Fats come in two categories: saturated and unsaturated. Saturated fats are found in meat and dairy products. These types of fats can raise cholesterol, in particular the LDL (low density lipoprotein) cholesterol associated with clogged arteries and heart disease. The FDA recommends reducing the amount of saturated fats in your diet. Unsaturated fats are found in fish, nuts and certain oils. These types of fats can help reduce cholesterol. Sometimes food is processed so that an unsaturated fat (like soybean oil) becomes hydrogenated or partially hydrogenated. This process increases a type of fat called trans fatty acids. Like a saturated fat, trans fat can raise LDL and total cholesterol levels. The FDA recommends choosing foods low in both saturated fats and trans fats for a healthy diet.

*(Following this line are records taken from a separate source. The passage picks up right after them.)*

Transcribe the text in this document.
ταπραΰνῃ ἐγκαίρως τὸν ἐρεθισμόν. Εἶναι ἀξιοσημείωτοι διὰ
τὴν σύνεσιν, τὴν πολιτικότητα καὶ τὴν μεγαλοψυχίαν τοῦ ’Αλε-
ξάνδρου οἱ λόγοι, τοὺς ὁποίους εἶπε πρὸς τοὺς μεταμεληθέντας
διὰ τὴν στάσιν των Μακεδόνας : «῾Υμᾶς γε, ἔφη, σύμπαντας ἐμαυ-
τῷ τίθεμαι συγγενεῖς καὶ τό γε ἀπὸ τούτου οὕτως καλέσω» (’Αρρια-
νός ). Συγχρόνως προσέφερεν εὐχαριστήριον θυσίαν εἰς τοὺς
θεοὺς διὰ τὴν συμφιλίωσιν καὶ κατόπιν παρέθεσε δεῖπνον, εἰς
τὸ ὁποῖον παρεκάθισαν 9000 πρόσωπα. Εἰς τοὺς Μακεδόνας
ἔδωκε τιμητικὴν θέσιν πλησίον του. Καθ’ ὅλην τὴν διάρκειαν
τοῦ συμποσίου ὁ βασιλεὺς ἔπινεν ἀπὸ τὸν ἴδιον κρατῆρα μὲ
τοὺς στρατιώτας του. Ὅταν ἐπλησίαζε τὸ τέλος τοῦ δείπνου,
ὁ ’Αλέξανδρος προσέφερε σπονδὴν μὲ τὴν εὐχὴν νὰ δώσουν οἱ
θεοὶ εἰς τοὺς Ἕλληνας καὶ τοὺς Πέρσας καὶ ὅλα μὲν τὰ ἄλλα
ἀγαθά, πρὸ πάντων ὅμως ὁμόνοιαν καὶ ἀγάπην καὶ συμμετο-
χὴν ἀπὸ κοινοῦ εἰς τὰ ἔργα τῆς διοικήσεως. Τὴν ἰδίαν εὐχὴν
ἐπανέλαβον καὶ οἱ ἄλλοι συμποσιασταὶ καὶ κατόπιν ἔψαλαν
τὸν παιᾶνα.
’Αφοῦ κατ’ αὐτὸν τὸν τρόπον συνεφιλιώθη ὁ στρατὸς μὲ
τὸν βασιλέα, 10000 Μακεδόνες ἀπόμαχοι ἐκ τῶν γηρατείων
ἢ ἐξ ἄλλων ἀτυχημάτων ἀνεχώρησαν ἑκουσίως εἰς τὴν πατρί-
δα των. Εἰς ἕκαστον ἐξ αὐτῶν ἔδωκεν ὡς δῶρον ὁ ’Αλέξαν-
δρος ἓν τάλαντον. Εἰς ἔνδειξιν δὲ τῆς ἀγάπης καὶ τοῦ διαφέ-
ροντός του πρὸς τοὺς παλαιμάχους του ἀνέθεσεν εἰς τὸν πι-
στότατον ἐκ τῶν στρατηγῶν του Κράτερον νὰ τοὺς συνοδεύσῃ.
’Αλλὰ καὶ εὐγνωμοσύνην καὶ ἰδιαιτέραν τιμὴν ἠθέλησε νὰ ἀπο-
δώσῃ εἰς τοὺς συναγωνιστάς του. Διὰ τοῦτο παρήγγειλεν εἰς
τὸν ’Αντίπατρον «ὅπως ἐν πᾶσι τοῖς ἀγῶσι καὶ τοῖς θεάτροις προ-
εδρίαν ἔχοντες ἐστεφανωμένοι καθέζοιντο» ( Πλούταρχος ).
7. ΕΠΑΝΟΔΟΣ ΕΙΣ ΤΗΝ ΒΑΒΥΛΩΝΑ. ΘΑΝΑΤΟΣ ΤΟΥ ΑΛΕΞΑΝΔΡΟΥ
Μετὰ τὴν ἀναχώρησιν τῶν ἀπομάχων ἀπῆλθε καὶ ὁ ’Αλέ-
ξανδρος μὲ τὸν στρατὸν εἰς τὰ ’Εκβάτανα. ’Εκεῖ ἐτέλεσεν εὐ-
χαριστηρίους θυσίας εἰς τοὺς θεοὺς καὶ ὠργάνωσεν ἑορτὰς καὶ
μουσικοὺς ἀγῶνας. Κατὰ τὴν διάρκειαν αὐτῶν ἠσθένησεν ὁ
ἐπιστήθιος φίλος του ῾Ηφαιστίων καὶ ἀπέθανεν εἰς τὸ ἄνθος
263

Sodium, Potassium, and Phosphorus

These three minerals help the body to work and are carefully balanced by the kidneys. As chronic kidney disease advances, certain foods may need to be limited because the kidneys can no longer get rid of excesses of these minerals taken in from the foods eaten. Your doctor will order blood tests to monitor your levels of these minerals. If levels are above normal, the dietitian will teach you about diet changes to help lower sodium, potassium and phosphorus intake.

Nutrition for CKD patients

Proper nutrition for CKD patients is extremely important. For patients in the early stages of CKD, a lower sodium diet may be prescribed if blood pressure is high. Major changes in food intake may not be the primary focus of treatment. But this doesn’t mean you can’t take steps to be as healthy as you can be. Food is the fuel we put into our bodies. A balanced diet helps our body function efficiently. Also, a balanced diet gives us enough energy to sustain our activity level. Too much food leads to a calorie surplus, which is stored as fat and leads to weight gain. Too few calories lead to weight and muscle loss.  

If you are a patient in the later stages of CKD, your doctor will refer you to a renal dietitian. Your dietitian will create an eating plan designed to help keep you healthy and lengthen the life of your kidneys. Although protein intake will be reduced, you will have enough protein in your diet to maintain a healthy body function. Sodium may be reduced to control blood pressure and prevent swelling.  Minerals like potassium or phosphorus may also be reduced to help keep blood levels from going too high.

Your renal dietitian may have you keep a food diary. This is a great tool to help you manage your new diet. It is a written record of what you have eaten during the day and is helpful in calculating your suggested intake of protein and calories. It can also reveal if you are eating too much of a restricted item, such as sodium. It can also reveal if you aren’t getting enough of a certain nutrient. Your food diary will help your doctor and dietitian determine if changes need to be made to your nutrition plan.

Your dietitian will also make sure you have enough calories in the day, and may recommend a higher intake of carbohydrates and fats so that you do not break down muscle or lose weight. However, this does not mean you can eat any carbohydrate or any fat. Your dietitian will help you choose carbohydrates and fats that supply your body with nutrients. If your CKD is a complication of diabetes or high blood pressure, your dietitian will make sure to tailor your diet to meet your specific needs. It’s important to follow your dietitian and doctor’s recommendations; making changes to your diet or following a different diet may have negative results on your health. With a proper balance of food and nutrients, you can better manage your CKD and feel your best.